Qing Jianyue ressentit une soudaine vague de chaleur dans son cœur, plus intense encore que la chaleur du lit kang sous lui. Il attrapa la manche de Lu Qingcheng et lança : « L'assassin a-t-il été arrêté ? »

« Ne t'inquiète pas, je vais attraper ce maudit assassin et venger Fox. » À ces mots, le regard de Lu Qingcheng glissa de son visage à ses mains, et son expression se figea soudain.

Qing Jianyue suivit son regard et aperçut la bague à son doigt, qui s'accrochait à sa manche et scintillait à la lumière. Il comprit aussitôt ce qui se passait et tenta précipitamment de retirer sa main, mais Lu Qingcheng le retint. Voyant qu'il fixait la bague, Qing Jianyue paniqua et dit : « Si le Seigneur l'apprécie, je te la donnerai. »

Lu Qingcheng l'arrêta, une légère tristesse traversant son regard, et dit : « Inutile. Il est à toi. »
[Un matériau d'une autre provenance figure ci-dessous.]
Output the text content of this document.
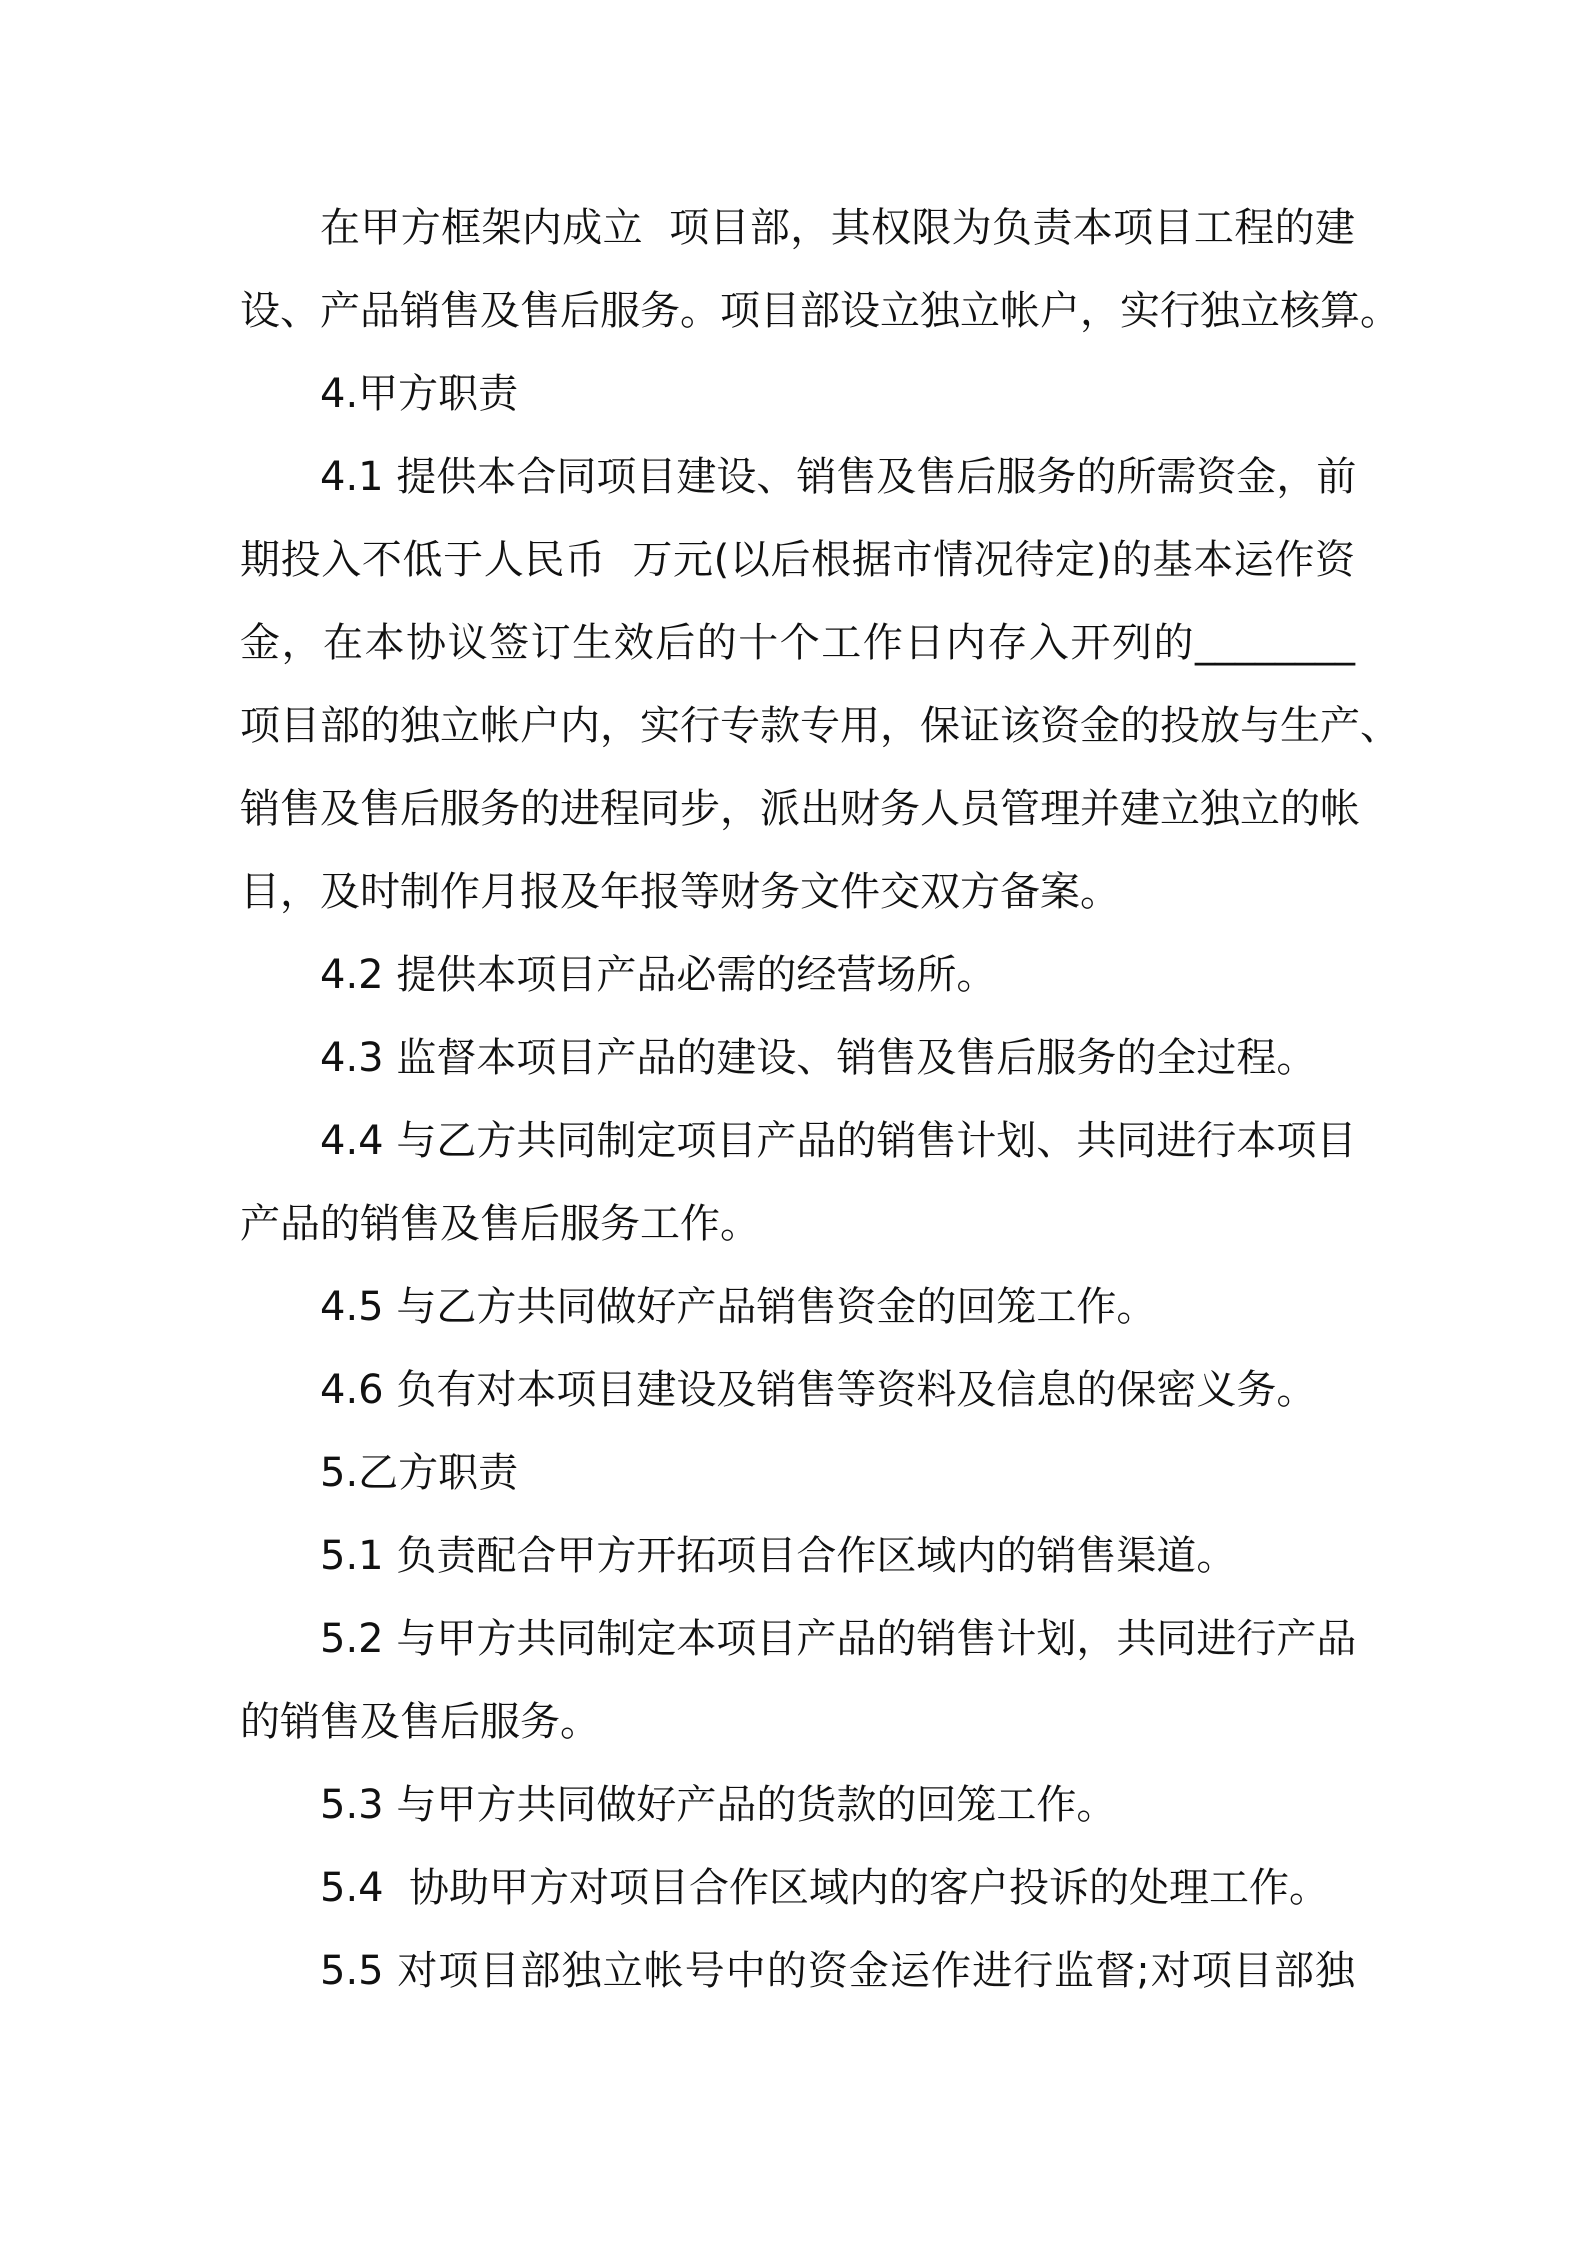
在甲方框架内成立  项目部，其权限为负责本项目工程的建
设、产品销售及售后服务。项目部设立独立帐户，实行独立核算。
4.甲方职责
4.1 提供本合同项目建设、销售及售后服务的所需资金，前
期投入不低于人民币  万元(以后根据市情况待定)的基本运作资
金，在本协议签订生效后的十个工作日内存入开列的________
项目部的独立帐户内，实行专款专用，保证该资金的投放与生产、
销售及售后服务的进程同步，派出财务人员管理并建立独立的帐
目，及时制作月报及年报等财务文件交双方备案。
4.2 提供本项目产品必需的经营场所。
4.3 监督本项目产品的建设、销售及售后服务的全过程。
4.4 与乙方共同制定项目产品的销售计划、共同进行本项目
产品的销售及售后服务工作。
4.5 与乙方共同做好产品销售资金的回笼工作。
4.6 负有对本项目建设及销售等资料及信息的保密义务。
5.乙方职责
5.1 负责配合甲方开拓项目合作区域内的销售渠道。
5.2 与甲方共同制定本项目产品的销售计划，共同进行产品
的销售及售后服务。
5.3 与甲方共同做好产品的货款的回笼工作。
5.4  协助甲方对项目合作区域内的客户投诉的处理工作。
5.5 对项目部独立帐号中的资金运作进行监督;对项目部独
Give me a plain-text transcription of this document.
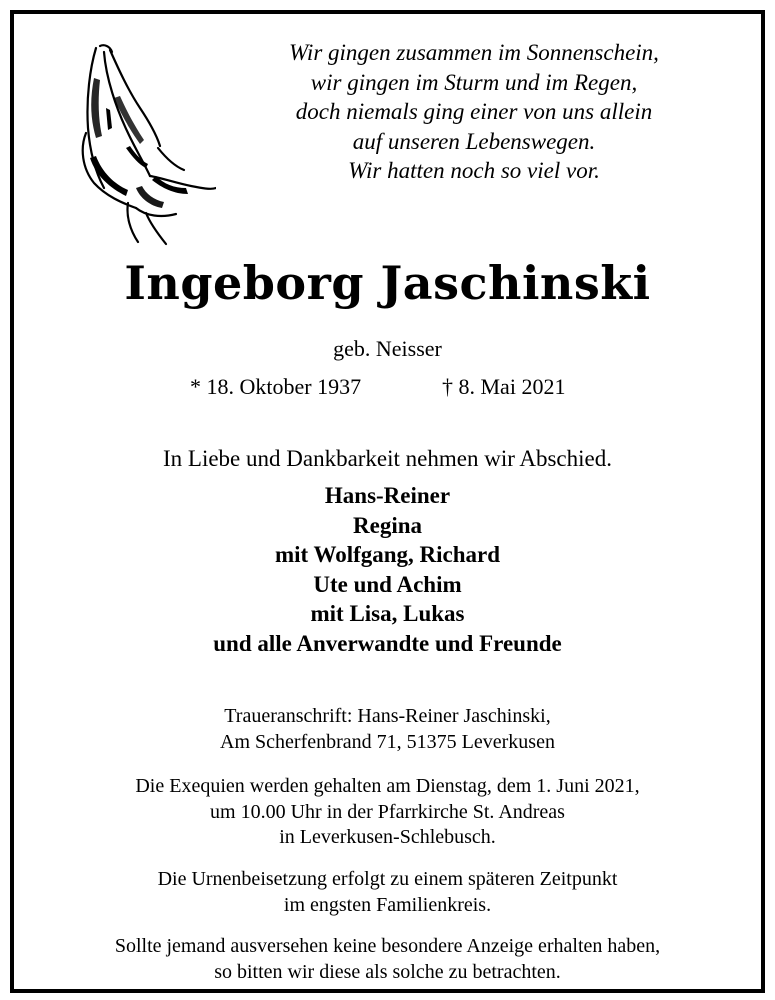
Wir gingen zusammen im Sonnenschein,
wir gingen im Sturm und im Regen,
doch niemals ging einer von uns allein
auf unseren Lebenswegen.
Wir hatten noch so viel vor.
Ingeborg Jaschinski
geb. Neisser
* 18. Oktober 1937	† 8. Mai 2021
In Liebe und Dankbarkeit nehmen wir Abschied.
Hans-Reiner
Regina
mit Wolfgang, Richard
Ute und Achim
mit Lisa, Lukas
und alle Anverwandte und Freunde
Traueranschrift: Hans-Reiner Jaschinski,
Am Scherfenbrand 71, 51375 Leverkusen
Die Exequien werden gehalten am Dienstag, dem 1. Juni 2021,
um 10.00 Uhr in der Pfarrkirche St. Andreas
in Leverkusen-Schlebusch.
Die Urnenbeisetzung erfolgt zu einem späteren Zeitpunkt
im engsten Familienkreis.
Sollte jemand ausversehen keine besondere Anzeige erhalten haben,
so bitten wir diese als solche zu betrachten.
La tristesse dans ses yeux transperça le cœur de Kiyotsuki. Elle tenta précipitamment et tristement d'enlever la bague de son doigt. « Ce n'est rien, elle ne vaut pas grand-chose de toute façon. Je te la donne, et tu pourras m'en offrir une plus belle pour compenser. »

Lu Qingcheng ne put s'empêcher de sourire et prit sa main en disant : « Cette bague ne me va pas ; ce serait du gâchis. Porte-la, elle te va à merveille. Si elle te plaît, je peux t'en offrir une encore plus belle. »

« Je ne voulais rien te demander. Mais si tu me le donnes, je ne refuserai pas. Attends, oublions ça. Tu es si pauvre que tu vends pratiquement tous tes biens, comment pourrais-je être avide et te demander quoi que ce soit ? » Les paroles de Kiyomi Tsuki devenaient de plus en plus incohérentes, et elle ne put s'empêcher de s'énerver, disant : « Mais qu'est-ce que je raconte ? »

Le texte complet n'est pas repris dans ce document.